I want to perform OLS fit for a very large number of smaller matrices by running the matrix operations in parallel on a GPU. I have written code which seems to be functioning, however it is slower than anticipated. Currently, it takes shorter time to run it on a single thread on CPU despite the parallel computations on the GPU. Nvidia Visual Profiler seems to indicate that the memory allocation is taking up a lot of time. I suspect it is the dynamic memory allocation of different sized matrices inside the kernel that is the culprit. I need advice and help with speeding up the kernel runtime.
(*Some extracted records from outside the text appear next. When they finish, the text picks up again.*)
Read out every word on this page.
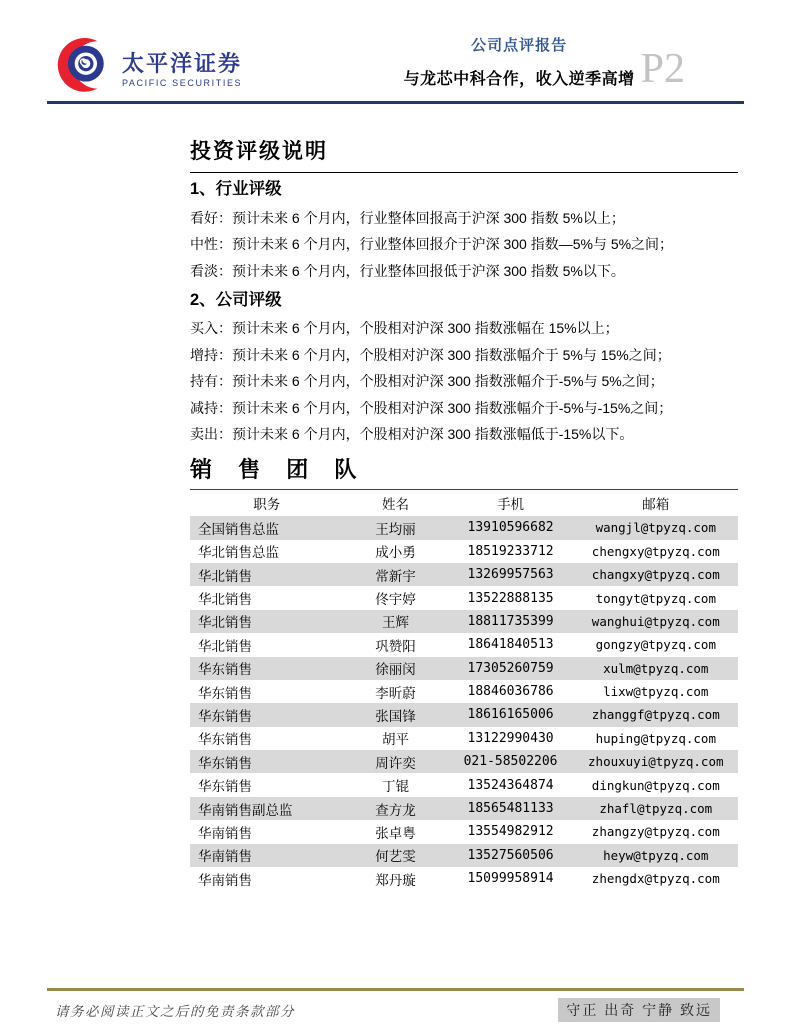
太平洋证券
PACIFIC SECURITIES
公司点评报告
与龙芯中科合作，收入逆季高增 P2
投资评级说明
1、行业评级
看好：预计未来 6 个月内，行业整体回报高于沪深 300 指数 5%以上；
中性：预计未来 6 个月内，行业整体回报介于沪深 300 指数—5%与 5%之间；
看淡：预计未来 6 个月内，行业整体回报低于沪深 300 指数 5%以下。
2、公司评级
买入：预计未来 6 个月内，个股相对沪深 300 指数涨幅在 15%以上；
增持：预计未来 6 个月内，个股相对沪深 300 指数涨幅介于 5%与 15%之间；
持有：预计未来 6 个月内，个股相对沪深 300 指数涨幅介于-5%与 5%之间；
减持：预计未来 6 个月内，个股相对沪深 300 指数涨幅介于-5%与-15%之间；
卖出：预计未来 6 个月内，个股相对沪深 300 指数涨幅低于-15%以下。
销 售 团 队
职务	姓名	手机	邮箱
全国销售总监	王均丽	13910596682	wangjl@tpyzq.com
华北销售总监	成小勇	18519233712	chengxy@tpyzq.com
华北销售	常新宇	13269957563	changxy@tpyzq.com
华北销售	佟宇婷	13522888135	tongyt@tpyzq.com
华北销售	王辉	18811735399	wanghui@tpyzq.com
华北销售	巩赞阳	18641840513	gongzy@tpyzq.com
华东销售	徐丽闵	17305260759	xulm@tpyzq.com
华东销售	李昕蔚	18846036786	lixw@tpyzq.com
华东销售	张国锋	18616165006	zhanggf@tpyzq.com
华东销售	胡平	13122990430	huping@tpyzq.com
华东销售	周许奕	021-58502206	zhouxuyi@tpyzq.com
华东销售	丁锟	13524364874	dingkun@tpyzq.com
华南销售副总监	查方龙	18565481133	zhafl@tpyzq.com
华南销售	张卓粤	13554982912	zhangzy@tpyzq.com
华南销售	何艺雯	13527560506	heyw@tpyzq.com
华南销售	郑丹璇	15099958914	zhengdx@tpyzq.com
请务必阅读正文之后的免责条款部分	守正 出奇 宁静 致远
I have tried using new and delete for each matrix created in the loop.
Here is the kernel:
__global__
void comb_ols(double *y, double *X, double *R2 ,const unsigned int M, const unsigned int N, int* sub_col, int *sub_size, int* cumulative_size, const unsigned int numberOfCalculations){
int size;
int start_index;
int index = blockIdx.x*blockDim.x+threadIdx.x;
int stride = blockDim.x*gridDim.x;
for(int i = index; i < numberOfCalculations; i+=stride){
size = sub_size[i];
start_index = cumulative_size[i];
double *sub_matrix = new double[M*(1+size)];
for(int j = 0; j < size; j++){
for(int k = 0; k<M; k++){
sub_matrix[k] = 1;
sub_matrix[k + M * (1 + j)] = X[k + M * (sub_col[start_index+j]+1)];
}
}
}
R2[i] = getR2(y,sub_matrix,M,size+1);
delete [] sub_matrix;
}
}
In the device function getR2, we have the following:
__device__
double getR2(double *y, double *X ,const unsigned int M, const unsigned int N) {
// Initilize values
double R2, numerator;
double* A = new double[N*N];
double* IA = new double[N*N];
double* yX = new double[N];
// Generate all components
XtX(X, A, M, N);
LUPDecompose(A, N);
LUPInvert(A, N, IA);
yTX(y, X, yX, M, N);
// Calc R2
numerator = olsR2numerator(yX, IA, N);
R2 = numerator / yTy(y, M);
//R2 = yTy(y,M);
delete[] A;
delete[] IA;
delete[] yX;
return R2;
}
The actual kernel call is like this:
com_ols<<<numBlocks, blockSize >>>(Y,X,R2,M,N,sub_columns, sub_size, cumulative_size, numberOfCalculations);
Currently, the kernel run time is rougly 1.4 seconds whereas on single-threaded cpu, it is 0.7 seconds. I expect the kernel run time to be much faster since it is only looping many iterations of matrix operations which should be appropiate for gpu. There is something inefficient with how memory of varying sized matrices is allocated. What do you guys say about storing various sized matrices dynamically inside the kernel? How should this be done in the most efficient way?
Any other feedback on given code is appreciated.